I like both covers for this series, the one above and the fish one. Admittedly, the one above is highly embarrassing, and it works for this genre without really having a significant symlence to this book, aside from, you know, the romantic aspect. The fish one is much more innocent, not embarrassing, giving a clue as to the cutesy, light-hearted parts of the book, as opposed to the steamy ones. They both work, a different one might be able to show the book better, but I like them. And, to be honest, I'm not even really sure what the title has to do with the book. It must be something deeper than I've thought of yet, I guess.

This is the first Erin McCarthy book I’ve read, aside from maybe some short stories in a couple anthologies, and I was really surprised. I’m not sure why I expected her books to be less in the sex, or why I’ve never picked up one of hers before, aside from maybe the fact that I’ve never heard much of anything about her books. But now I definitely plan to pick up another, because this was really good.
Laurel is deaf, and has inherited quite a bit of money and property, and has pretty much holed herself in the house she lives in with her mother for the past five years. Then she goes out to meet this guy she talked to online, Russ Evans. Only, instead, to find out that she’s been talking to a con man, and the real Russ is a lot more than she’d thought he would be.
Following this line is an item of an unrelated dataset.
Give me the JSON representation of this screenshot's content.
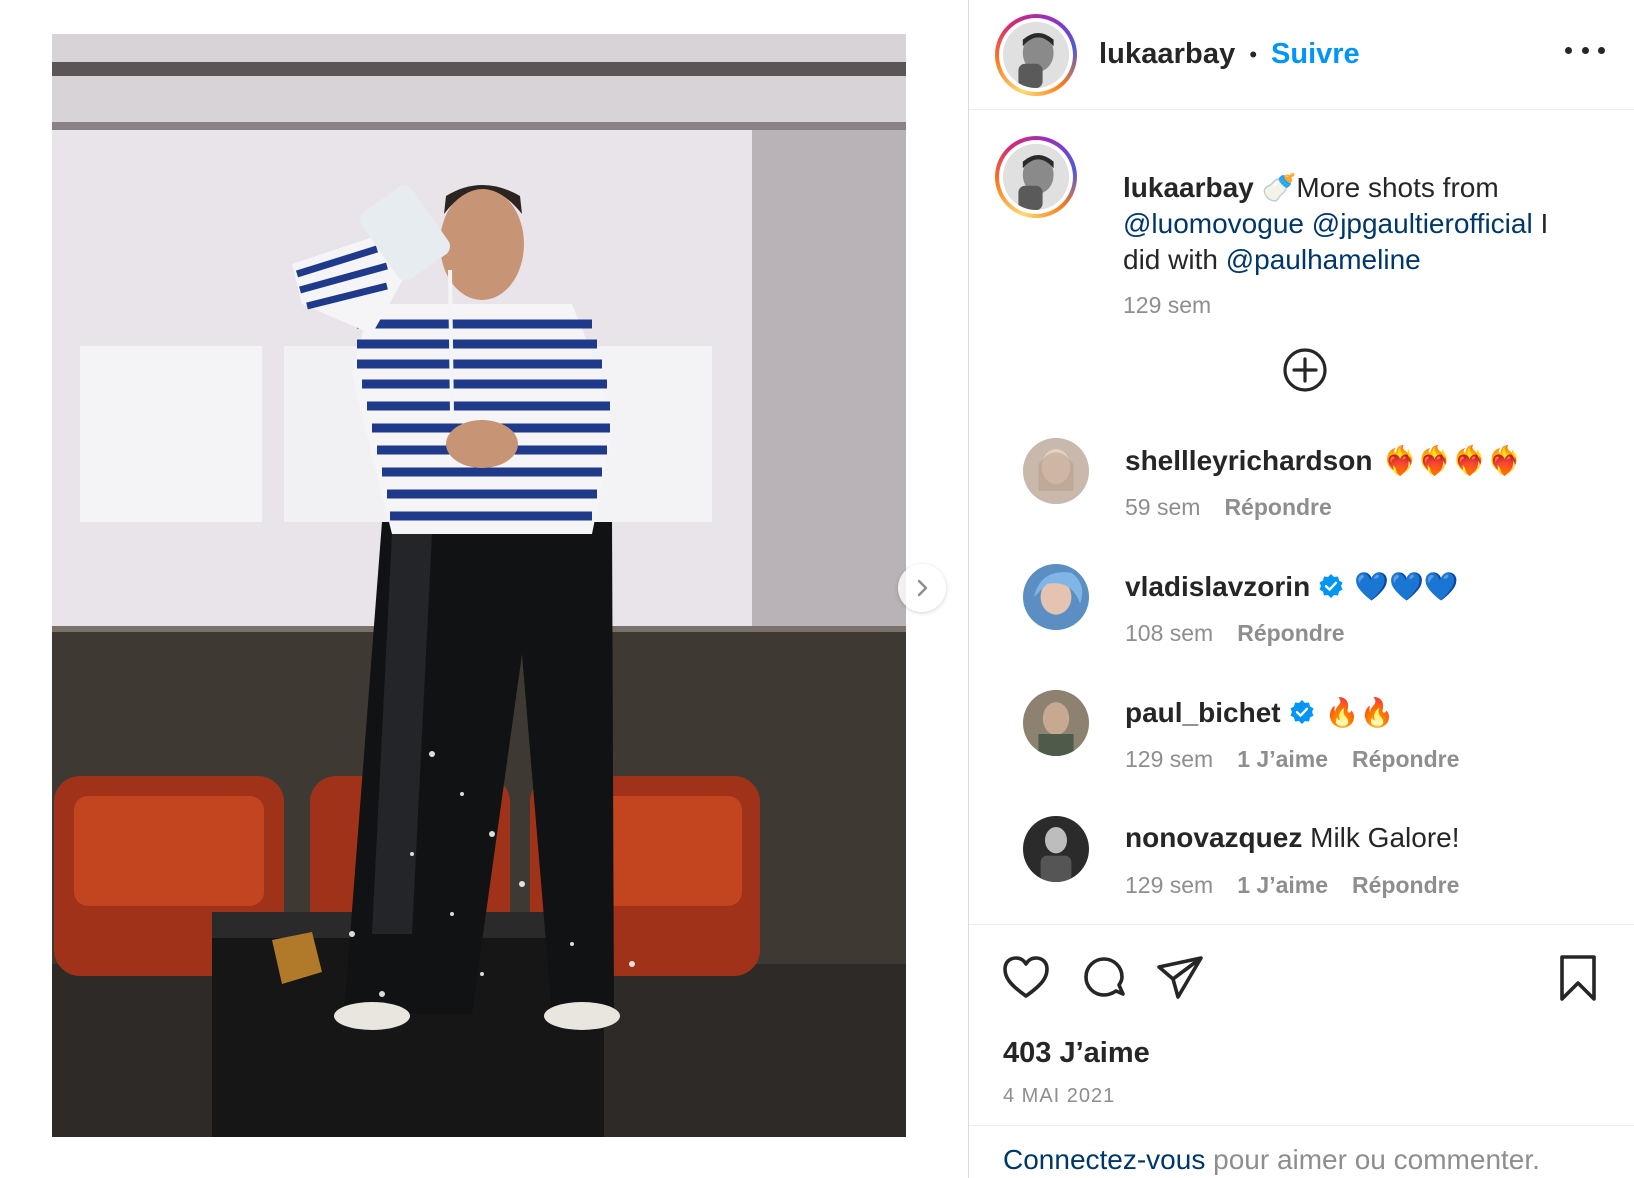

I liked both Russ and Laurel. They were genuine, they shied away from their love at first, but gave into their lust relatively easily, and didn’t wait until the last page to admit their love for each other, and I really appreciated that. I liked their relationship, but I also liked them on their own.
Russ is an alpha male, wanting to take charge and care for Laurel, but he doesn’t ooze it like Lori Foster’s (who I will expand on the comparison in a minute) characters do, and I really liked that. Foster’s males are sometimes a bit too much, and Russ’ masculinity and power was a bit underplayed, even while obviously there at all times, and I liked that. A lot. He’s a cop, and he’s taking care of his younger brother, and I liked seeing him grow, as well. Coming around to accepting love, and growing into the parenting role, at least somewhat, for his rebelling brother.
Laurel is young and afraid and trying to grow into herself. She shied away from the world when her father died five years ago, using that as an excuse, but is ready to go back out there. And I really liked her deciding to go out and do stuff again, and where she was at the end of the book. I was kind of hoping she’d move out on her own to do some of it, but finding her part with Russ and his brother, that worked as well. I related quite a bit with Laurel, and that helped my liking her. Also, I liked how her deafness was explored, and how it wasn’t treated as a disability, just a part of her.
I liked the writing, and the switching of points of view (although sometimes there weren’t the blank spaces between them, although I think that was more a format error than a fault of the author). There was quite a bit of sex in this book, and that surprised me for some reason, and I really liked that. It was steamy, there was a variety, and it was just generally fun.
It reminded me quite a lot of Lori Foster’s books. It was steamy, the point of view changes, the general character set up, the instant attraction (admittedly, a lot of these characteristics could be used to explain a lot of these types of books, though). Although this one might have actually had more sex than Foster’s do, and the male character wasn’t such an overbearing alpha, as I mentioned above, which I liked. The characters didn’t wait so long to say “I love you” in this book. There was a more serious focus to the book, the cop case, although it seems like most romance authors feel they have to have some bigger plot for the characters to meet around. 
Overall, I just really liked this book. It was entertaining, fun, sweet, sexy. And I plan to get my hands on another of McCarthy’s books soon.